Tradicionalmente, se pensaba en las etapas de la vida (ciclos vitales) -infancia, adolescencia, juventud, adultez y vejez- como periodos con características específicas y predecibles basadas en la edad. Se esperaba que las personas se comportaran, pensaran y sintieran de cierta manera según su etapa de vida.
Sin embargo, en la actualidad, esos modelos teóricos antiguos ya no parecen ser completamente aplicables para explicar las complejidades de las experiencias de vida actuales. La individualidad de las personas está emergiendo, mostrando que hay variaciones significativas en cómo cada uno vive estas etapas.
El trabajo en la prevención en diversos ámbitos, como el educativo, el hospitalario y el judicial, entre otros, ha sido y sigue siendo un espacio clave para reflexionar y dialogar sobre estos temas. Además, el contexto actual, marcado por desafíos económicos, políticos y sociales, incluyendo altas tasas de desempleo y pobreza, ha impactado significativamente en áreas como la salud y la educación, presentando retos importantes que requieren de creatividad e innovación, especialmente en el desarrollo de herramientas conceptuales y prácticas para abordar los diversos problemas psicológicos que pueden surgir.

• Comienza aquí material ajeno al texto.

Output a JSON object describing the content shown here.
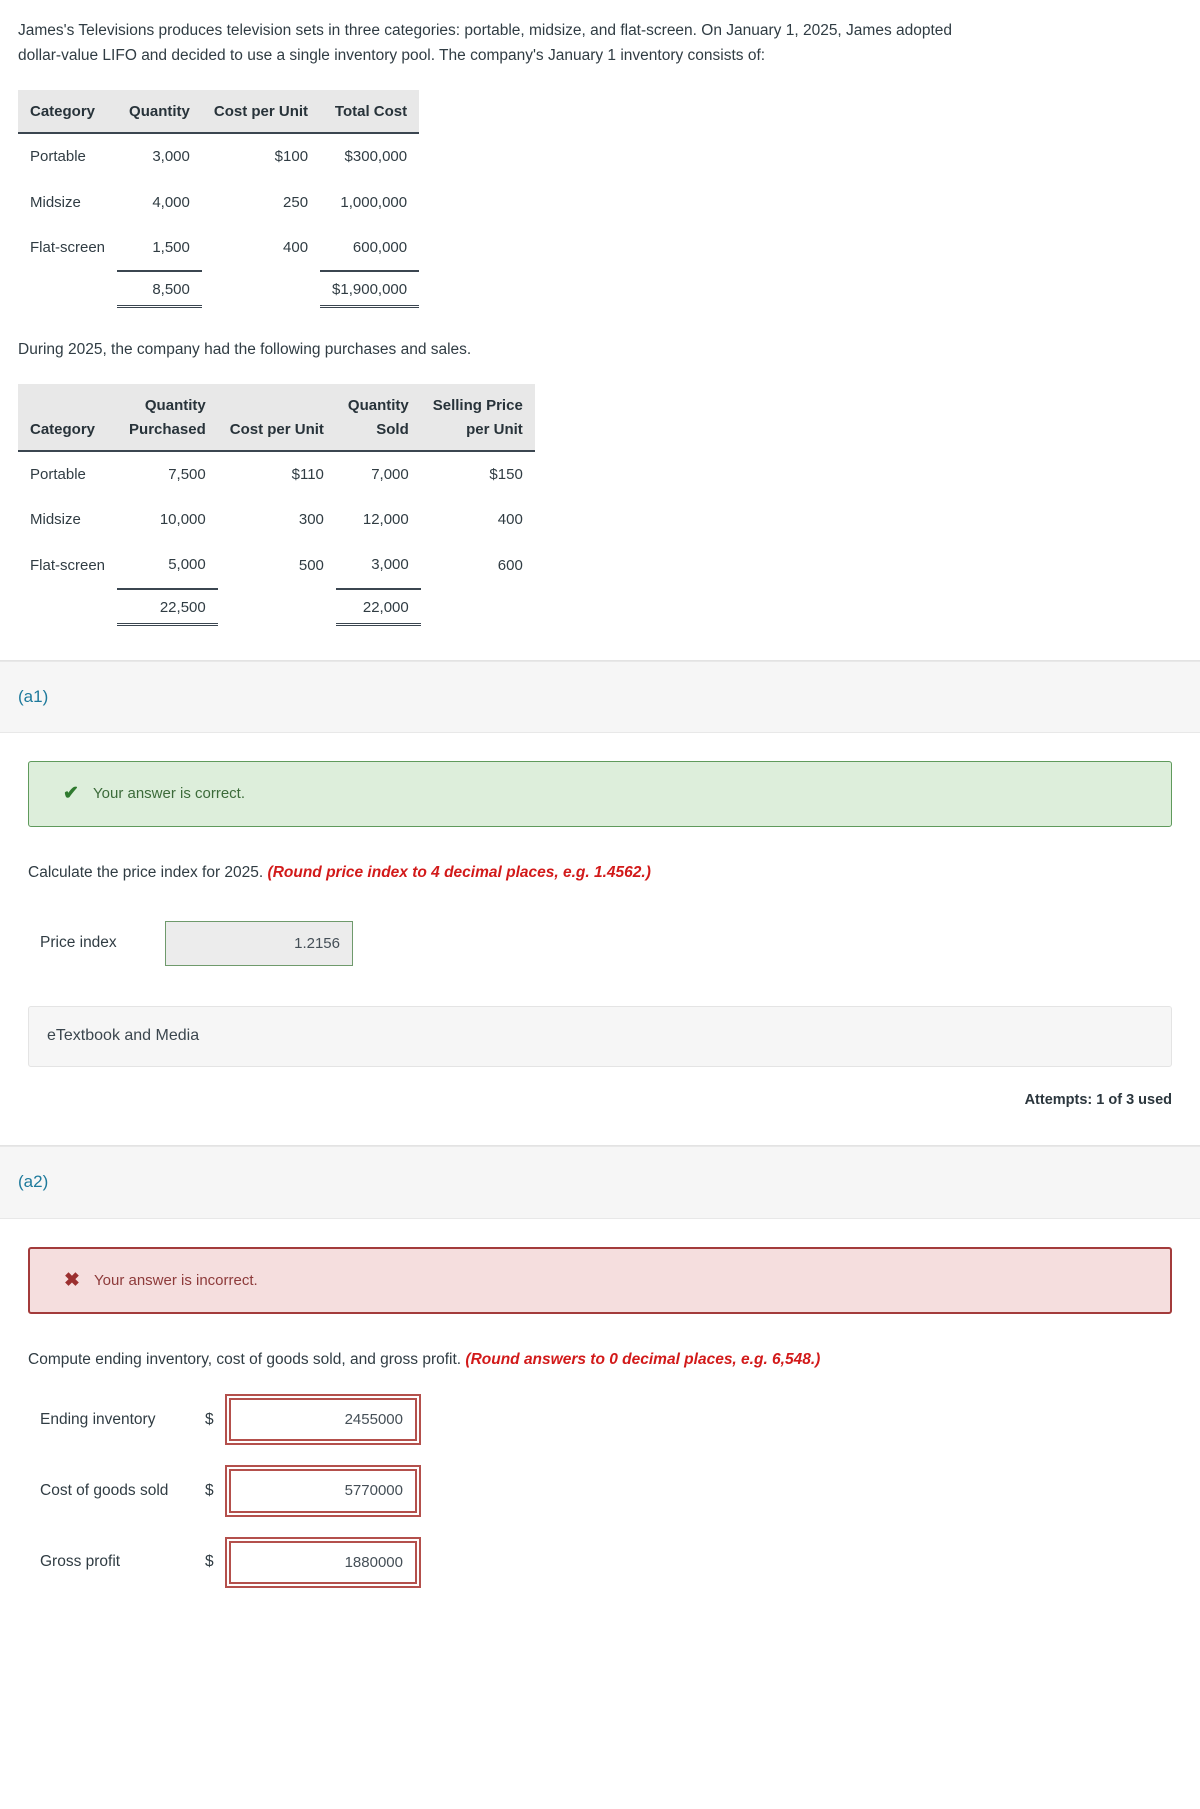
{
  "intro": {
    "paragraph": "James's Televisions produces television sets in three categories: portable, midsize, and flat-screen. On January 1, 2025, James adopted dollar-value LIFO and decided to use a single inventory pool. The company's January 1 inventory consists of:",
    "mid_paragraph": "During 2025, the company had the following purchases and sales."
  },
  "inventory_table": {
    "headers": [
      "Category",
      "Quantity",
      "Cost per Unit",
      "Total Cost"
    ],
    "rows": [
      {
        "category": "Portable",
        "quantity": "3,000",
        "cost_per_unit": "$100",
        "total_cost": "$300,000"
      },
      {
        "category": "Midsize",
        "quantity": "4,000",
        "cost_per_unit": "250",
        "total_cost": "1,000,000"
      },
      {
        "category": "Flat-screen",
        "quantity": "1,500",
        "cost_per_unit": "400",
        "total_cost": "600,000"
      }
    ],
    "totals": {
      "category": "",
      "quantity": "8,500",
      "cost_per_unit": "",
      "total_cost": "$1,900,000"
    }
  },
  "activity_table": {
    "headers": [
      "Category",
      "Quantity\nPurchased",
      "Cost per Unit",
      "Quantity\nSold",
      "Selling Price\nper Unit"
    ],
    "rows": [
      {
        "category": "Portable",
        "qty_purchased": "7,500",
        "cost_per_unit": "$110",
        "qty_sold": "7,000",
        "selling_price": "$150"
      },
      {
        "category": "Midsize",
        "qty_purchased": "10,000",
        "cost_per_unit": "300",
        "qty_sold": "12,000",
        "selling_price": "400"
      },
      {
        "category": "Flat-screen",
        "qty_purchased": "5,000",
        "cost_per_unit": "500",
        "qty_sold": "3,000",
        "selling_price": "600"
      }
    ],
    "totals": {
      "category": "",
      "qty_purchased": "22,500",
      "cost_per_unit": "",
      "qty_sold": "22,000",
      "selling_price": ""
    }
  },
  "part_a1": {
    "label": "(a1)",
    "alert": {
      "icon": "✔",
      "text": "Your answer is correct."
    },
    "prompt_main": "Calculate the price index for 2025. ",
    "prompt_hint": "(Round price index to 4 decimal places, e.g. 1.4562.)",
    "field_label": "Price index",
    "field_value": "1.2156",
    "etextbook_label": "eTextbook and Media",
    "attempts": "Attempts: 1 of 3 used"
  },
  "part_a2": {
    "label": "(a2)",
    "alert": {
      "icon": "✖",
      "text": "Your answer is incorrect."
    },
    "prompt_main": "Compute ending inventory, cost of goods sold, and gross profit. ",
    "prompt_hint": "(Round answers to 0 decimal places, e.g. 6,548.)",
    "fields": [
      {
        "label": "Ending inventory",
        "currency": "$",
        "value": "2455000"
      },
      {
        "label": "Cost of goods sold",
        "currency": "$",
        "value": "5770000"
      },
      {
        "label": "Gross profit",
        "currency": "$",
        "value": "1880000"
      }
    ]
  },
  "colors": {
    "accent_link": "#1e7a9c",
    "hint_red": "#d21a1a",
    "success_bg": "#ddeedb",
    "success_border": "#5f9a5c",
    "error_bg": "#f5dede",
    "error_border": "#a33b3b",
    "field_error_border": "#b4504c",
    "field_ok_border": "#6f9a6c"
  }
}
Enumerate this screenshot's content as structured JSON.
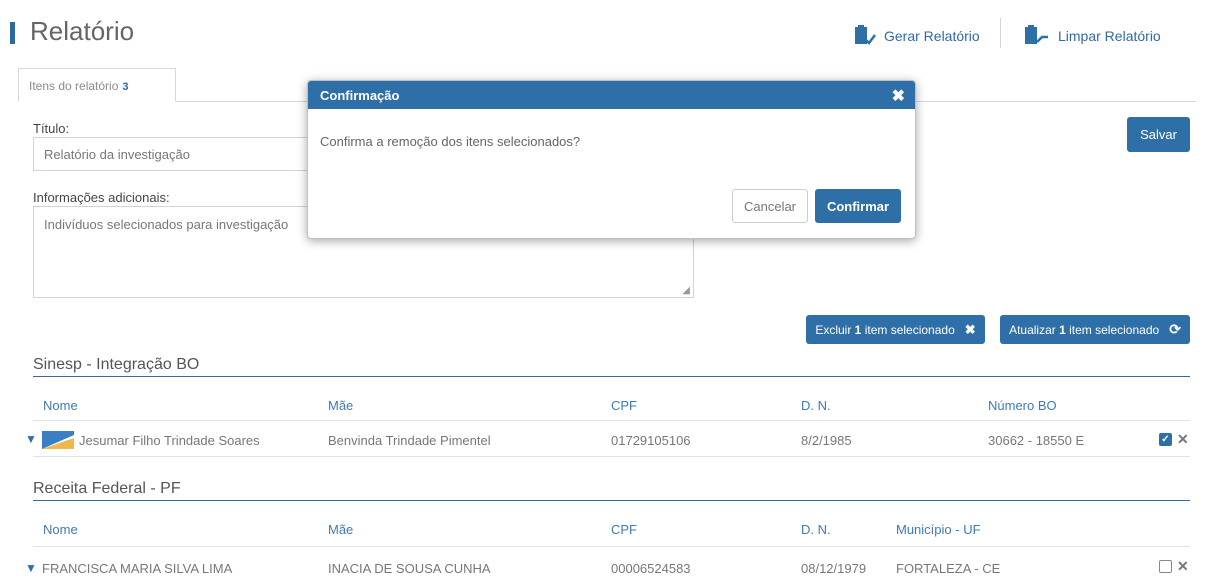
{
  "header": {
    "title": "Relatório",
    "generate_label": "Gerar Relatório",
    "clear_label": "Limpar Relatório"
  },
  "tab": {
    "label": "Itens do relatório",
    "count": "3"
  },
  "form": {
    "title_label": "Título:",
    "title_value": "Relatório da investigação",
    "info_label": "Informações adicionais:",
    "info_value": "Indivíduos selecionados para investigação",
    "save_label": "Salvar"
  },
  "actions": {
    "delete_prefix": "Excluir",
    "delete_count": "1",
    "delete_suffix": "item selecionado",
    "update_prefix": "Atualizar",
    "update_count": "1",
    "update_suffix": "item selecionado"
  },
  "sections": [
    {
      "title": "Sinesp - Integração BO",
      "columns": [
        "Nome",
        "Mãe",
        "CPF",
        "D. N.",
        "Número BO"
      ],
      "rows": [
        {
          "name": "Jesumar Filho Trindade Soares",
          "mother": "Benvinda Trindade Pimentel",
          "cpf": "01729105106",
          "dob": "8/2/1985",
          "extra": "30662 - 18550 E",
          "checked": true
        }
      ]
    },
    {
      "title": "Receita Federal - PF",
      "columns": [
        "Nome",
        "Mãe",
        "CPF",
        "D. N.",
        "Município - UF"
      ],
      "rows": [
        {
          "name": "FRANCISCA MARIA SILVA LIMA",
          "mother": "INACIA DE SOUSA CUNHA",
          "cpf": "00006524583",
          "dob": "08/12/1979",
          "extra": "FORTALEZA - CE",
          "checked": false
        }
      ]
    }
  ],
  "modal": {
    "title": "Confirmação",
    "message": "Confirma a remoção dos itens selecionados?",
    "cancel_label": "Cancelar",
    "confirm_label": "Confirmar"
  },
  "colors": {
    "primary": "#2f6fa7",
    "accent_text": "#3f7ab8"
  },
  "icons": {
    "generate": "document-add-icon",
    "clear": "document-clear-icon",
    "delete": "close-icon",
    "update": "refresh-icon",
    "close": "close-icon",
    "expand": "chevron-down-icon",
    "flag": "flag-icon"
  }
}
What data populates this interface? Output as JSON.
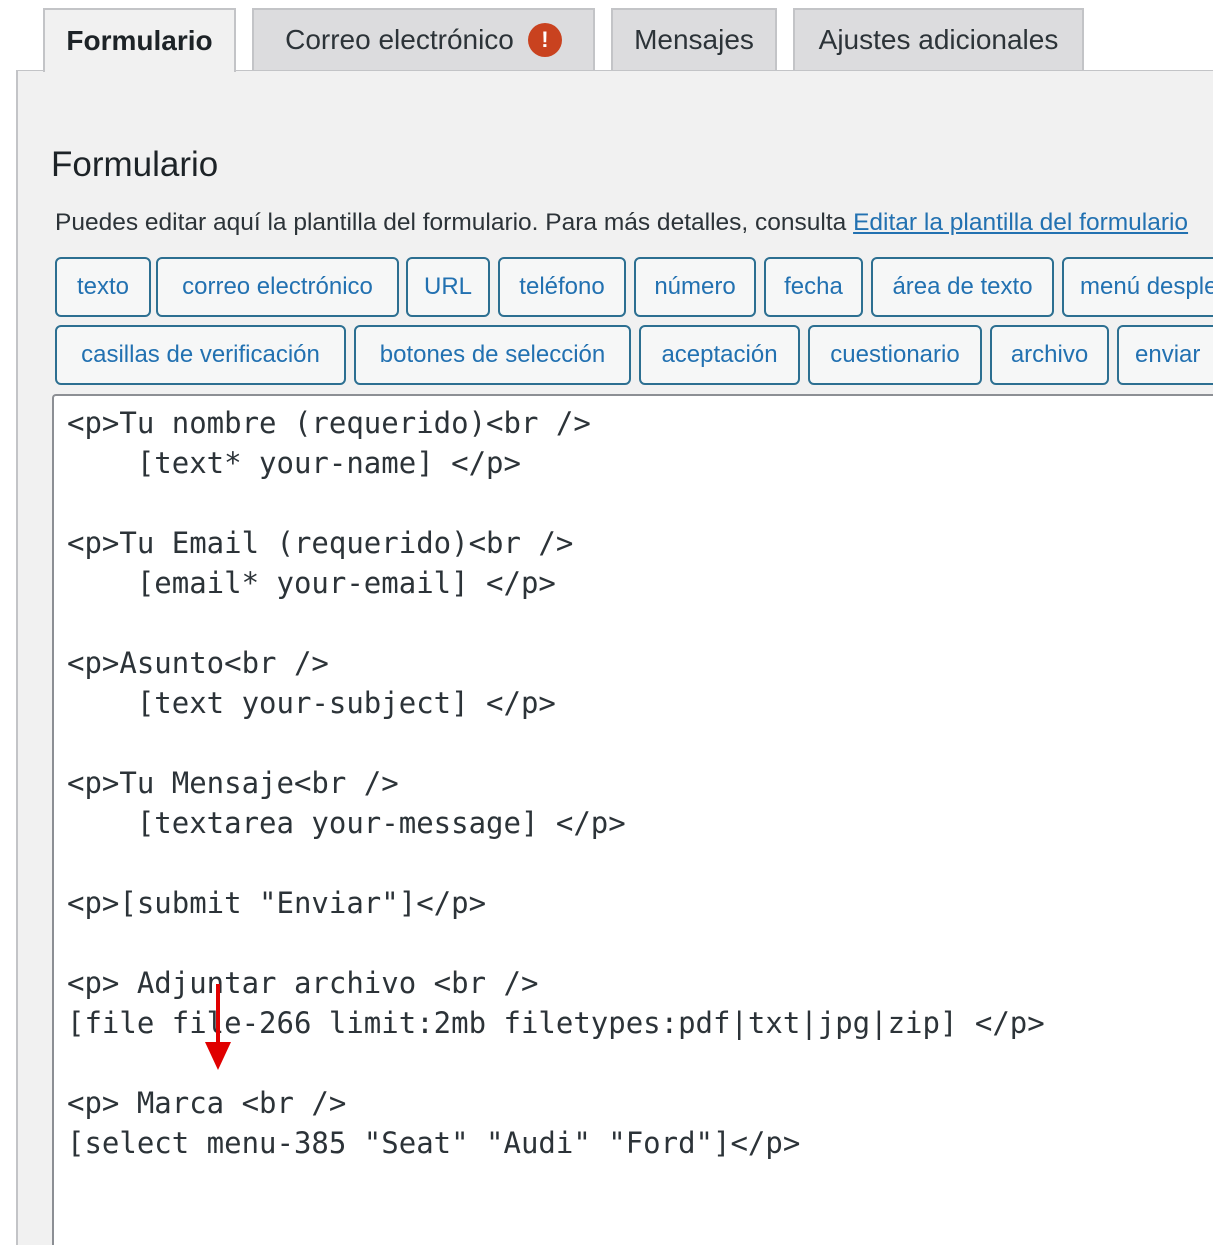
{
  "tabs": [
    {
      "label": "Formulario",
      "active": true
    },
    {
      "label": "Correo electrónico",
      "badge": "!"
    },
    {
      "label": "Mensajes"
    },
    {
      "label": "Ajustes adicionales"
    }
  ],
  "section": {
    "title": "Formulario",
    "description": "Puedes editar aquí la plantilla del formulario. Para más detalles, consulta ",
    "link_text": "Editar la plantilla del formulario"
  },
  "tag_buttons_row1": [
    "texto",
    "correo electrónico",
    "URL",
    "teléfono",
    "número",
    "fecha",
    "área de texto",
    "menú desplegable"
  ],
  "tag_buttons_row2": [
    "casillas de verificación",
    "botones de selección",
    "aceptación",
    "cuestionario",
    "archivo",
    "enviar"
  ],
  "editor": {
    "lines": [
      "<p>Tu nombre (requerido)<br />",
      "    [text* your-name] </p>",
      "",
      "<p>Tu Email (requerido)<br />",
      "    [email* your-email] </p>",
      "",
      "<p>Asunto<br />",
      "    [text your-subject] </p>",
      "",
      "<p>Tu Mensaje<br />",
      "    [textarea your-message] </p>",
      "",
      "<p>[submit \"Enviar\"]</p>",
      "",
      "<p> Adjuntar archivo <br />",
      "[file file-266 limit:2mb filetypes:pdf|txt|jpg|zip] </p>",
      "",
      "<p> Marca <br />",
      "[select menu-385 \"Seat\" \"Audi\" \"Ford\"]</p>"
    ]
  },
  "colors": {
    "accent": "#2271b1",
    "badge": "#c9421f",
    "arrow": "#e00000"
  },
  "icons": {
    "tab_badge": "exclamation-icon",
    "annotation": "red-arrow-down-icon"
  }
}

Ser adolescente va más allá de «un tiempo». Tiempo de construcción de la identidad sexual y de nuevas identificaciones; de separación de los padres y madres y de duelo por la pérdida de la seguridad de la infancia; tiempo de crisis (en el sentido de la constitución de un juicio) que atañe a una decisión; de ganancias aún por venir y de incertidumbre ante el “hacerse mayor de edad”. de adquirir más autonomía y al mismo tiempo más responsabilidad personal, familiar y social; de conexión y desconexión; de cuestionamiento de las creencias culturales y/o religiosas. Tiempo entonces de vulnerabilidad, de duelo («adolecere», raíz etimológica de adolescencia, remite a dolor), de desequilibrio y fragilidad, que puede inducir a respuestas en forma de trastornos de la conducta.
No estamos diciendo que la adolescencia sea una enfermedad, aunque muchas veces, casi sin querer, así es como se describe a los adolescentes en nuestra sociedad y en los medios de comunicación: como si fueran antisociales, carentes de valores, con comportamientos problemáticos, violentos o propensos a caer en adicciones. Por eso, preferimos hablar de «adolescencias» en plural, para reconocer que no hay una única manera en la que los jóvenes enfrentan los desafíos de la vida, incluyendo la transición hacia la adultez y todo lo que implica madurar. Cada adolescente reacciona de forma única a estas situaciones.
Este cambio de paradigma implica también un cambio en el perfil de los profesionales, quienes deben adaptarse de un modelo clínico y curativo a uno más preventivo, centrado en la salud y la prevención, considerando siempre el bienestar comunitario y social.